The closest look: When art hits the lab, a filmmaker discovers new perspectives
To create his latest experimental film, Associate Professor Monteith McCollum used something unexpected: an electron microscope
During his final trip to Alaska in 1923, Warren G. Harding’s health began to fail.
The 29th U.S. president and newspaper editor died shortly after “The Voyage of Understanding,” as the tour was known, only two years into his term. He’s the subject of a new experimental film by Binghamton University Associate Professor of Cinema Monteith McCollum that premiered at the 61st annual Ann Arbor Film Festival.
McCollum created 2cent / 10coil with a technology that Harding himself could never have imagined: a scanning electron microscope, part of Binghamton’s Analytical and Diagnostics Laboratory (ADL). The film ended up winning the festival’s Gil Omenn Art & Science Award.
In the film, he uses an electron microscope to scan sectors of an antiquated U.S. postage stamp featuring Harding. The film begins with a recording of Harding’s voice, and then integrates philosophical musings and speeches he penned during his final trip to Alaska, accompanied by field recordings from the Adirondacks.
“It’s an amazing tool,” he said of the microscope.
McCollum is no stranger to the festival: He’s shown work there multiple times and served as a juror in the past. But the ADL was entirely new; he received a grant giving him access to its state-of-the-art equipment, used for the characterization of materials and devices.
He worked closely with research scientists Jenny Amey and In-tae Bae, research engineer William Butler, and Biological Sciences Professor Karin Sauer on the project, which began during the pandemic. Using a scanning electron microscope is no simple affair; he spent months working with optical microscopes first.
An electron microscope is very different from an optical microscope or camera, McCollum explained.
“You can’t physically touch the material that’s being filmed or rendered; you have to place the object in a sealed pressurized chamber, then the sample is rendered through the process of electrons bombarding the object,” he said. “There is a black-and-white camera that shows where it is located within the chamber but that’s just there to see how to move the sample around. It’s a unique experience; as a filmmaker I’m used to looking at the object I’m filming.”

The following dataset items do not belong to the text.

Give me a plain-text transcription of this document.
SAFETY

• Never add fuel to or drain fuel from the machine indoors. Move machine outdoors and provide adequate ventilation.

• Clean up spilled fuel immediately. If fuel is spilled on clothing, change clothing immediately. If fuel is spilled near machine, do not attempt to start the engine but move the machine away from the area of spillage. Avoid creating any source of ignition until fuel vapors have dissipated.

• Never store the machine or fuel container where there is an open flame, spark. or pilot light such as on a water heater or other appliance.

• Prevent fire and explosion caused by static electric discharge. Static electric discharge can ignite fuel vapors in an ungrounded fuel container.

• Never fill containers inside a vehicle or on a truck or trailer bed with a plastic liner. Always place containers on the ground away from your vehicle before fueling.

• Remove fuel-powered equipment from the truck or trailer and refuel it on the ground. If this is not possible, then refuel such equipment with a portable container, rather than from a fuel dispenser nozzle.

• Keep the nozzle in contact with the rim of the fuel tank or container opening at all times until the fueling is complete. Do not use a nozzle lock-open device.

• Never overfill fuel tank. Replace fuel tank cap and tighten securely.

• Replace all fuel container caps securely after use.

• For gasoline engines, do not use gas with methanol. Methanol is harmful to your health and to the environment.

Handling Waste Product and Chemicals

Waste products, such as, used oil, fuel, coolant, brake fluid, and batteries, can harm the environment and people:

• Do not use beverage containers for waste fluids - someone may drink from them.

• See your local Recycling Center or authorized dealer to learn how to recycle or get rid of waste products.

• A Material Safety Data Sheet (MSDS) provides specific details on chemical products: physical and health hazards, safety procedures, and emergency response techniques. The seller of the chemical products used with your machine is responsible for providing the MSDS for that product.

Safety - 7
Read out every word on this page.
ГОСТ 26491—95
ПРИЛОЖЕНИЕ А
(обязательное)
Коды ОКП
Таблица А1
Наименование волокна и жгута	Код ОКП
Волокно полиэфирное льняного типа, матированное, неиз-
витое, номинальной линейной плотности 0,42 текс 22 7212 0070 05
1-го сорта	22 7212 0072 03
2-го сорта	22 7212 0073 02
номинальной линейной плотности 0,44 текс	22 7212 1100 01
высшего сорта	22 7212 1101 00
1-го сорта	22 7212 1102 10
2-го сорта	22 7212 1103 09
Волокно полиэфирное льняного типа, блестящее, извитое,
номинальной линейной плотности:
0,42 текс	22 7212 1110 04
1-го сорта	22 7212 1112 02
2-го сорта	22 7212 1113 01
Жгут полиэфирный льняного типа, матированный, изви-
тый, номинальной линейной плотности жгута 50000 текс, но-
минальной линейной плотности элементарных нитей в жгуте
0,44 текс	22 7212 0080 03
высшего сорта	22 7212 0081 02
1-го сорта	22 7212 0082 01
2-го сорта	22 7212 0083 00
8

He was initially interested in using the electron microscope to look at samples from old-growth hemlock and oak he acquired in the Adirondacks. Scanning electron microscopes, after all, are used to create highly-detailed images in black and white that sport an almost solarized look, McCollum explained.
What would natural fibers look like using this kind of microscope? he wondered.
Looking for a central concept or story, he settled on the postage stamp; still composed of fiber derived from trees, a stamp also has a shape and boundaries that allow for different compositions depending on the point of focus.
Prior to scanning, the object is coated with carbon, giving it the appearance of opaque silver. The chamber takes 10 to 15 minutes to pressurize; after that, still images take up to a minute per scan.
Assembling these still frames into a time-lapse sequence, McCollum noticed something strange: some of the fibers appeared to be moving. This was realized much later, after the series of frames had been compiled. From conversations with the ADL scientists, he found that heat from the electrons was causing the pulp of the stamp to move in unexpected ways. As an artist, McCollum was interested in replicating the phenomenon and using it as the basis for movement within the film.
“He was on the train looking out at the passing landscape, trying to comprehend the sheer beauty and vast forests,” McCollum said of Harding’s final trip. “He was also talking to Alaskans about the importance of the land and resources including the lumber industry. There’s this interesting connection between my original interest in fiber and wood, and what this man was going through on his travels during the last days of his life.”